09:14J'invite tous mes neveux à déjeuner à la maison de jeudi puisqu'ils n'ont pas école.
09:19Et Claude a dit, dans ce cas-là, moi, j'irais déjeuner au Musée de l'Homme.
09:23C'est normal, il n'allait pas être avec six ou sept bambins à déjeuner.
09:28Donc, il m'a dit, est-ce que vous êtes libre jeudi prochain ?
09:33Et moi, je regarde et je dis, oui.
09:35Alors, on déjeune ensemble au Musée de l'Homme et on s'amusait beaucoup, même sans déjeuner, on s'amusait beaucoup ensemble.
09:43On se racontait des histoires.
09:45Et à la fin du déjeuner, il m'a dit, est-ce que vous êtes libre jeudi prochain ?
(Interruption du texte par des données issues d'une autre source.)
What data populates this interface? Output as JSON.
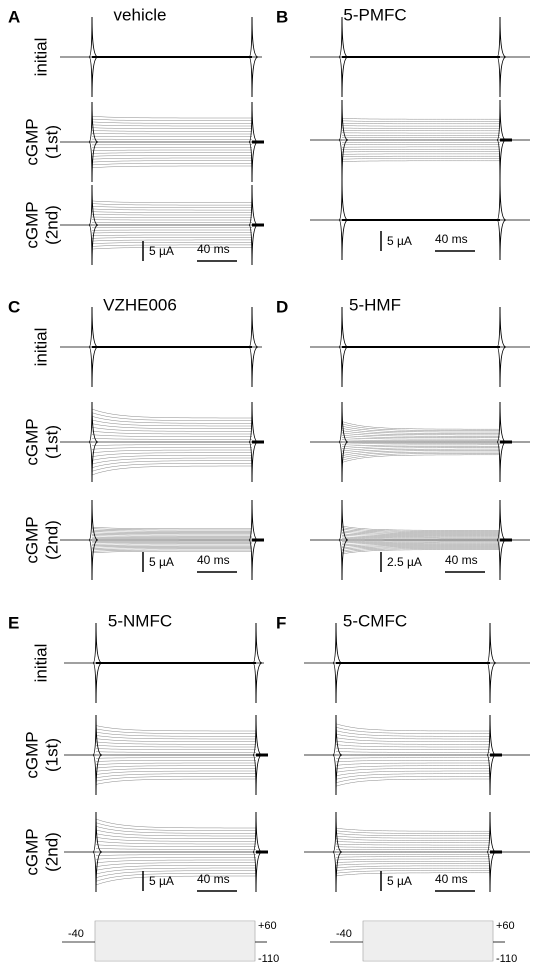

09:51Et je regarde, je dis, oui.
09:54Et puis, là, il m'a dit, et puis tous les autres jeudi.
09:59C'est la seule déclaration qu'il m'ait faite.
10:02C'est très joli.
10:03Ah oui.
10:04Parce qu'il n'était pas très doué pour les déclarations d'amour, Claude Lévi-Strauss ?
10:09Moi, je vais vous dire, il était sûrement doué.
10:11Mais il avait été marié deux fois.
10:14Alors ça, on use le charme, si vous voulez, quand on a déjà fait la cour deux fois.
10:23Justement, Monique Lévi-Strauss, je voulais vous en parler parce que du début à la fin de ce que vous racontez,
10:28de cette histoire extraordinaire qui vous a unis tous les deux,
10:32il y a cette peur sans cesse de lasser Claude Lévi-Strauss, qu'il se désintéresse de vous.
10:38Il avait divorcé déjà deux fois.
10:42C'est ce qui fait que vous êtes si élégante, encore à 99 ans, vous êtes dans une robe bleue magnifique.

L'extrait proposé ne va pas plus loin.